Je vais la paix dans l'âme, les mains croisées dans le dos,
J'ai marié toutes mes femmes, j'ai bien fait mon boulot.
J'ai plus mauvaise conscience, plus de culpabilité:
Elles sont heureuses, je pense, j'ai plus à m'inquiéter.
Mais le lit d'à côté, c'est le même qu'en face,
Et ce qui nous fait peur, c'est tout ce temps qui passe.

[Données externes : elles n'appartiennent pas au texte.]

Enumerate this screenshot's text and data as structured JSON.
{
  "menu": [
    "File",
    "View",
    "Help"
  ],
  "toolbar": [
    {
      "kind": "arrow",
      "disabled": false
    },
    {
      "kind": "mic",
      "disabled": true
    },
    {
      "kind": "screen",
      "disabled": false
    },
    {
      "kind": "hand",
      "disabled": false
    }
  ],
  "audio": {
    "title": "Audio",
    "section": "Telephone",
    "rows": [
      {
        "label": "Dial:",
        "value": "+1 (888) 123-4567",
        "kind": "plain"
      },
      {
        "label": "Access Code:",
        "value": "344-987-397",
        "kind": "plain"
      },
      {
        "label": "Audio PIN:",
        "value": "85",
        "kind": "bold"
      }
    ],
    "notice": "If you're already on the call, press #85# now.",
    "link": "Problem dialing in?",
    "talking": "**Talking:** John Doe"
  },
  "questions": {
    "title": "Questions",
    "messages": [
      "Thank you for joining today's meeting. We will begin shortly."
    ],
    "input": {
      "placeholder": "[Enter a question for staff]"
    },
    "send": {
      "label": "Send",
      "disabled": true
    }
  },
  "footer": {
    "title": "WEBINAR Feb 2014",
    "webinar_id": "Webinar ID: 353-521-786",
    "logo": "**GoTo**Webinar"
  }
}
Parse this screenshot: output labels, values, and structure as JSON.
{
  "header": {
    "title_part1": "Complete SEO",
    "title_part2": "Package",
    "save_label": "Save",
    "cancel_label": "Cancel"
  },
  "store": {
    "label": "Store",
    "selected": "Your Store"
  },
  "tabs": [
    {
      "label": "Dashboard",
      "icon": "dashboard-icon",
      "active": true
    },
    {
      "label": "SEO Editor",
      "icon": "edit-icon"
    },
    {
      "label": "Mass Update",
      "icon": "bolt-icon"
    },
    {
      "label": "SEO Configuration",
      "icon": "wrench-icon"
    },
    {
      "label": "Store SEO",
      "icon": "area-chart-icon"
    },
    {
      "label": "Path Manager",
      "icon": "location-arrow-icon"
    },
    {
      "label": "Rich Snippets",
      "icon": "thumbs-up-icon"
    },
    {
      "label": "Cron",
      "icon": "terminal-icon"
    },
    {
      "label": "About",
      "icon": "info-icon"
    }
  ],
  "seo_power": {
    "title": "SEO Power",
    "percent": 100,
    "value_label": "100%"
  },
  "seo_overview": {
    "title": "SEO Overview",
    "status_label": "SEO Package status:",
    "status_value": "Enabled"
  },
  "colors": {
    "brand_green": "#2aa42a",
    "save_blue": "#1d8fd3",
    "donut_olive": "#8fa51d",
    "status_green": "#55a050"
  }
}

On n'a plus la fraîcheur, c'est plus la même chanson,
On a tout intérêt à faire des concessions.
Comme pour le nucléaire.

Je vais fumer un pétard en écoutant un disque,
Je dois avoir, quelque part, un vieux titre d'Elvis,
Je vais relire Desjardins et puis me payer une boîte,
Et, dès demain matin, je brandirai ma pancarte:
"Sauvez le nucléaire"

Un jour on s'aime, ma vie, ma reine,
Et puis on se perd, et c'est la guerre,
Comme pour le nucléaire.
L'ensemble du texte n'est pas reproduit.